“My name’s Wade. I’m over from Meeker way, hopin’ to find a job with you,” said Wade.
“Glad to meet you,” replied Belllounds, extending his huge hand to shake Wade’s. “I need you, sure bad. What’s your special brand of work?”
“I reckon any kind.”
“Set down, stranger,” replied Belllounds, pulling up a chair. He seated himself on a bench and leaned against the log wall. “Now, when a boy comes an’ says he can do anythin’, why I jest haw! haw! at him. But you’re a man, Wade, an’ one as has been there. Now I’m hard put fer hands. Jest speak out now fer yourself. No one else can speak fer you, thet’s sure. An’ this is bizness.”
“Any work with stock, from punchin’ steers to doctorin’ horses,” replied Wade, quietly. “Am fair carpenter an’ mason. Good packer. Know farmin’. Can milk cows an’ make butter. I’ve been cook in many outfits. Read an’ write an’ not bad at figures. Can do work on saddles an’ harness, an-”
“Hold on!” yelled Belllounds, with a hearty laugh. “I ain’t imposin’ on no man, no matter how I need help. You’re sure a jack of all range trades. An’ I wish you was a hunter.”
“I was comin’ to that. You didn’t give me time.”
“Say, do you know hounds?” queried Belllounds, eagerly.
“Yes. Was raised where everybody had packs. I’m from Kentucky. An’ I’ve run hounds off an’ on for years. I’ll tell you—”

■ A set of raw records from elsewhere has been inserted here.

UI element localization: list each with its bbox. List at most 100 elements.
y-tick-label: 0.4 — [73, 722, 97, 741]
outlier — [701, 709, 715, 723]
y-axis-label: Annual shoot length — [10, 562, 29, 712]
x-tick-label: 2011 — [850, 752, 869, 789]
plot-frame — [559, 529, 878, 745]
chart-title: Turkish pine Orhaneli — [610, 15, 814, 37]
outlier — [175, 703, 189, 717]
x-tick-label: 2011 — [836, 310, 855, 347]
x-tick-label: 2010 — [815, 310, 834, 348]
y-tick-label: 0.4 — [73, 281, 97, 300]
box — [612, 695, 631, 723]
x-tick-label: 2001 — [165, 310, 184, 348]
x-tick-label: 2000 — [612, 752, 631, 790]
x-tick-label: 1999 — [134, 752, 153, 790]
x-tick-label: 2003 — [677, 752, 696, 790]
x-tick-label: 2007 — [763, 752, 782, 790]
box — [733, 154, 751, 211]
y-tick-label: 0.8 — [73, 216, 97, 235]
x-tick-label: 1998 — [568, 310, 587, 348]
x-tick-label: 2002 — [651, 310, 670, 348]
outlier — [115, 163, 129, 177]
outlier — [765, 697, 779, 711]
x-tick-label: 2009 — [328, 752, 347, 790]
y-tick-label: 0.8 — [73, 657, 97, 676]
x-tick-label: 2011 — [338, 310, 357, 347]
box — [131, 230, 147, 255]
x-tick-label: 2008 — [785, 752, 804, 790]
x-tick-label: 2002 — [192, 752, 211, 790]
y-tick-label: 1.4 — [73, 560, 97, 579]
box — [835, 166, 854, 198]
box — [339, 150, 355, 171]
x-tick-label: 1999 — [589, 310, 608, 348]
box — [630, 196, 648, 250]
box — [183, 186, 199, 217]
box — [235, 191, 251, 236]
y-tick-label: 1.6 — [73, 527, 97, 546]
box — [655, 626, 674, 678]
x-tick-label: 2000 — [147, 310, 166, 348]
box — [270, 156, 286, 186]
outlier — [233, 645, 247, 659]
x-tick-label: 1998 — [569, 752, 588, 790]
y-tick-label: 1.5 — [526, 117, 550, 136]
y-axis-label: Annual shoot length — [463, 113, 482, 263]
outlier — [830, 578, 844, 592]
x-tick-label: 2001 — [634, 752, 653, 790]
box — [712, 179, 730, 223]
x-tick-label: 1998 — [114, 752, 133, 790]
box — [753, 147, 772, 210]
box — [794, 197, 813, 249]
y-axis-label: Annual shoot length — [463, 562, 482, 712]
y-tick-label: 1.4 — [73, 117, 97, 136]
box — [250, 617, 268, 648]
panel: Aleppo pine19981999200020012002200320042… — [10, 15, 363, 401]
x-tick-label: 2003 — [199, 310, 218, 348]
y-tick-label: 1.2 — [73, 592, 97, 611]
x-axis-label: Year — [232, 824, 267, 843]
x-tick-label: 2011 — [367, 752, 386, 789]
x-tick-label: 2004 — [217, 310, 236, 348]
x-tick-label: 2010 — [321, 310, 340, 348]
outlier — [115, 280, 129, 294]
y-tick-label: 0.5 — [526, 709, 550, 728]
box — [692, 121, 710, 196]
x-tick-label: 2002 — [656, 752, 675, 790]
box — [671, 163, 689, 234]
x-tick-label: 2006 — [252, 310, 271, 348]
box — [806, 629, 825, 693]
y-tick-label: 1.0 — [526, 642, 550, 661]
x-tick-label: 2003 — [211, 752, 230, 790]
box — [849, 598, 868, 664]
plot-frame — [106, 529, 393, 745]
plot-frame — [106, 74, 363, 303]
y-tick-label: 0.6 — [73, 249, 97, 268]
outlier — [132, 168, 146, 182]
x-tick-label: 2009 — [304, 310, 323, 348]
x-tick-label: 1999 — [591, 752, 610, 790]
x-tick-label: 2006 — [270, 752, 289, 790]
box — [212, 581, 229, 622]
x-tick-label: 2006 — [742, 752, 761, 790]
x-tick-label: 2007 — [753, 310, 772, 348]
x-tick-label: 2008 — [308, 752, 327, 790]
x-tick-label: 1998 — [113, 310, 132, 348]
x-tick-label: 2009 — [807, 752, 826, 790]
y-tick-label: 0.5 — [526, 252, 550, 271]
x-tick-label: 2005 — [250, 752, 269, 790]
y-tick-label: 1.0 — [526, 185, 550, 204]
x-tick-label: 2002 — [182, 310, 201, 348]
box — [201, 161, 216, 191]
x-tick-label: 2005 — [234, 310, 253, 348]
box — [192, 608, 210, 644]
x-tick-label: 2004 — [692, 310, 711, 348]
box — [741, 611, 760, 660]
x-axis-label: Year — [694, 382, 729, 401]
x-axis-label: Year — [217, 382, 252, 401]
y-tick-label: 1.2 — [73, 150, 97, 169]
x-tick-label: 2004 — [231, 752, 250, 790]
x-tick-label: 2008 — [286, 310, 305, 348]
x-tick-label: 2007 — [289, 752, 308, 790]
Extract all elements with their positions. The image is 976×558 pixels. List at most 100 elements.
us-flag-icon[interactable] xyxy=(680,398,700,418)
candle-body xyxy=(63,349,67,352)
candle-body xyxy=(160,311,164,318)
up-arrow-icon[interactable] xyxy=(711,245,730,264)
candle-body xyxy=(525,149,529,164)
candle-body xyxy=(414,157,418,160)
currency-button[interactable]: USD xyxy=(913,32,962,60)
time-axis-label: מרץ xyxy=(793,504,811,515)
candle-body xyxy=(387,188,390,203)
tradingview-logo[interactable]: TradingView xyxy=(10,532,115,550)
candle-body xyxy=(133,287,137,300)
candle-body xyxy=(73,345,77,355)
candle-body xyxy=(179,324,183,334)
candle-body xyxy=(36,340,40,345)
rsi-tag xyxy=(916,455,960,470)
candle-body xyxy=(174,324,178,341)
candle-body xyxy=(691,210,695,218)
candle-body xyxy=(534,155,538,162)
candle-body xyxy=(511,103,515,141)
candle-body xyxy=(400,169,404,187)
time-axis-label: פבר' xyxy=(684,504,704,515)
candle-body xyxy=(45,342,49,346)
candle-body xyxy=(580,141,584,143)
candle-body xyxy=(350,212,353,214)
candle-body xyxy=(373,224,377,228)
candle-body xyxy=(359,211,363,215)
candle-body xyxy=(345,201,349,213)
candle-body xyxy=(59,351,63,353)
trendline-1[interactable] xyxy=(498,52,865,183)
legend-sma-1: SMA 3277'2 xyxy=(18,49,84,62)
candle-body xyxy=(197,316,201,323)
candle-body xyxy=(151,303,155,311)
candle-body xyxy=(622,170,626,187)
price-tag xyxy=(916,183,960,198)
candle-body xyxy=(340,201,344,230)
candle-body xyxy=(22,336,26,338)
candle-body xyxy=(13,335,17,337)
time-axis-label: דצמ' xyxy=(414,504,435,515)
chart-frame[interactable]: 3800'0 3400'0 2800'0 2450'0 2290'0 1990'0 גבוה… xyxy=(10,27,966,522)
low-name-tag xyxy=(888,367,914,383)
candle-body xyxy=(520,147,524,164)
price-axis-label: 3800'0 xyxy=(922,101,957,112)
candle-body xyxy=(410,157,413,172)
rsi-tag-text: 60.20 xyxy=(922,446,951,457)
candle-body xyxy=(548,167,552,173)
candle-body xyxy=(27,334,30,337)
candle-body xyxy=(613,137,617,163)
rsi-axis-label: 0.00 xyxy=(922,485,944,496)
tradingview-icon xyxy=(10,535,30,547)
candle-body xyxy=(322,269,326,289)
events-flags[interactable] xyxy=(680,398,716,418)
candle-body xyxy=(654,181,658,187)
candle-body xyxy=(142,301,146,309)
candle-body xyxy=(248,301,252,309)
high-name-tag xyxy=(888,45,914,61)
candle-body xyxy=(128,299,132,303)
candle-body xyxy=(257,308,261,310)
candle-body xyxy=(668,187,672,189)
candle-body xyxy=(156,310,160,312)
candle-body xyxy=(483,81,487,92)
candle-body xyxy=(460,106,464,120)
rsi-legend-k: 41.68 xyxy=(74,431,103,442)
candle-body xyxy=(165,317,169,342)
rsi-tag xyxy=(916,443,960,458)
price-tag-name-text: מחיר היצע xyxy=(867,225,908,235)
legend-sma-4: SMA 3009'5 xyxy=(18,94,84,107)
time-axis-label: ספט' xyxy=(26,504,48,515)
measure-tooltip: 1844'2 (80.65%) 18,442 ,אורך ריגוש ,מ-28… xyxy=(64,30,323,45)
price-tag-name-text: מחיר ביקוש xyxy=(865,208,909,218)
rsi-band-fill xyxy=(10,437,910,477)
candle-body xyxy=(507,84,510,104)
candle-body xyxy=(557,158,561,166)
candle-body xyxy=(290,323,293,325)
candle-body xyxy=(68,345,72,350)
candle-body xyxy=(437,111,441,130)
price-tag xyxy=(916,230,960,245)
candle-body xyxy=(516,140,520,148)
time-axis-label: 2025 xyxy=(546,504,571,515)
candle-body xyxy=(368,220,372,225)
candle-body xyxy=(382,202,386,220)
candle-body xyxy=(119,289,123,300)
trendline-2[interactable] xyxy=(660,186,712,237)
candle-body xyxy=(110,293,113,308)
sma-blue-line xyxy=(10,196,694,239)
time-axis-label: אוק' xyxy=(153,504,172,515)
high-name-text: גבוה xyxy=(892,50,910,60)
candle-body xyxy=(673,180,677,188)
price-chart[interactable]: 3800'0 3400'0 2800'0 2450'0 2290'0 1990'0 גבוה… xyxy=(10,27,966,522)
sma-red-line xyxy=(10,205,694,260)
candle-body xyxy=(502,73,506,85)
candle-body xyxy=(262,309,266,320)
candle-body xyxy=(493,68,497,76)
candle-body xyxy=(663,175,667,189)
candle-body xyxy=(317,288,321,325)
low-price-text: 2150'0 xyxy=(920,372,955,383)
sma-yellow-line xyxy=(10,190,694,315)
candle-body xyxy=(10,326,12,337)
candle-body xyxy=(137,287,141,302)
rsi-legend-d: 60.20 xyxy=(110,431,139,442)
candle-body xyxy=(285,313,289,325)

Belllounds interrupted Wade.
“By all that’s lucky! An’ last, can you handle guns? We ’ain’t had a good shot on this range fer Lord knows how long. I used to hit plumb center with a rifle. My eyes are pore now. An’ my son can’t hit a flock of haystacks. An’ the cowpunchers are ’most as bad. Sometimes right hyar where you could hit elk with a club we’re out of fresh meat.”
“Yes, I can handle guns,” replied Wade, with a quiet smile and a lowering of his head. “Reckon you didn’t catch my name.”
“Wal—no, I didn’t,” slowly replied Belllounds, and his pause, with the keener look he bestowed upon Wade, told how the latter’s query had struck home.
“Wade—Bent Wade,” said Wade, with quiet distinctness.
“Not Hell-Bent Wade!” ejaculated Belllounds.
“The same.... I ain’t proud of the handle, but I never sail under false colors.”
“Wal, I’ll be damned!” went on the rancher. “Wade, I’ve heerd of you fer years. Some bad, but most good, an’ I reckon I’m jest as glad to meet you as if you’d been somebody else.”
“You’ll give me the job?”
“I should smile.”
“I’m thankin’ you. Reckon I was some worried. Jobs are hard for me to get an’ harder to keep.”
“Thet’s not onnatural, considerin’ the hell which’s said to camp on your trail,” replied Belllounds, dryly. “Wade, I can’t say I take a hell of a lot of stock in such talk. Fifty years I’ve been west of the Missouri. I know the West an’ I know men. Talk flies from camp to ranch, from diggin’s to town, an’ always some one adds a little more. Now I trust my judgment an’ I trust men. No one ever betrayed me yet.”